The June 20201 Arsenal report examined the hard drive of Gadling, a 53-year-old Dalit activist, and came up with proof of plants in the computer, it added. “It should be noted that this is one of the most serious cases involving evidence-tampering that Arsenal has ever encountered,” it said.
NDTV said Arsenal, as claimed on its website, has worked on various high-profile cases including the Boston Marathon bombing.

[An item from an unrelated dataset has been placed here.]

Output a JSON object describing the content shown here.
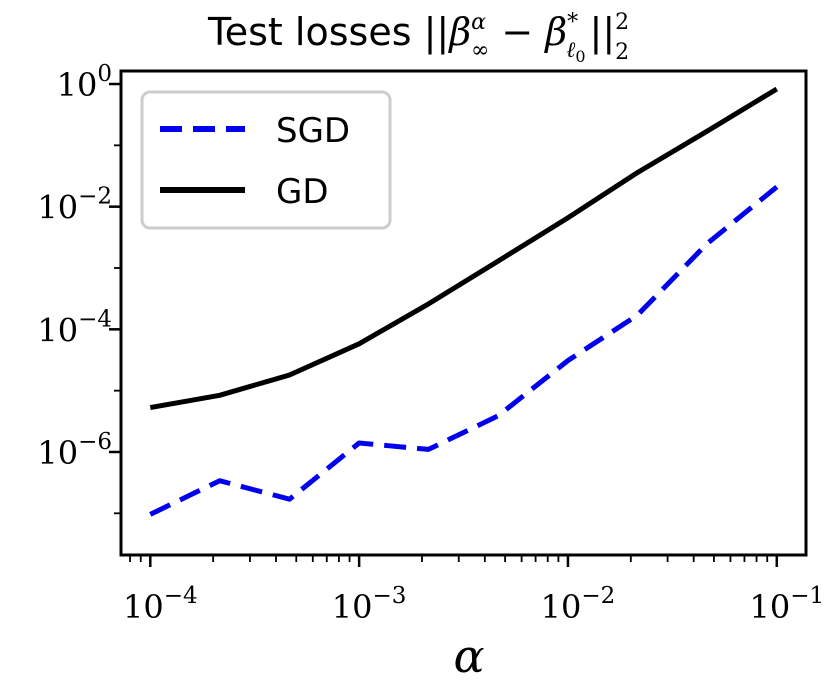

Apart from Gadling and Swamy, an 84-year-old Jesuit priest who died in hospital, 16 people were accused in the Bhima-Koregaon case. All of them including Swamy had maintained — both to the public and media, and in their bail applications — that evidence had been fabricated against them to suggest they had links with Maoist guerrillas and had triggered riots.
In the Bhima-Koregaon riots in Maharashtra three years ago, lakhs of Dalits had gathered to commemorate a historic battle in which Dalits had defeated an upper caste army. The National Investigation Agency (NIA) had said the 16 activists including Swamy had instigated the riots.
They were all arrested under the UAPA, which allows law enforcement agencies to detain the accused for a prolonged time for questioning. The charges against them included plotting to assassinate the Prime Minister.
Yet another forensic report
NDTV said that the Washington Post had, earlier this year, reported on a similar document from the Arsenal. It had alleged that an unidentified hacker had planted over 30 documents in the computer of Rona Wilson, another of the accused.
The report said Gadling’s system was compromised for over 20 months between February 2016 and November 2017. Around 14 incriminating letters planted in the computer were from the same attacker who targeted Wilson’s system and planted 30 files there, it added.
Swami suffered from Parkinson’s disease apart from various other health conditions. Recently, he tested positive for COVID, too. In May, he was hospitalised. The news of his death was broken by attending doctors in court, where his hearing for bail was underway, said NDTV.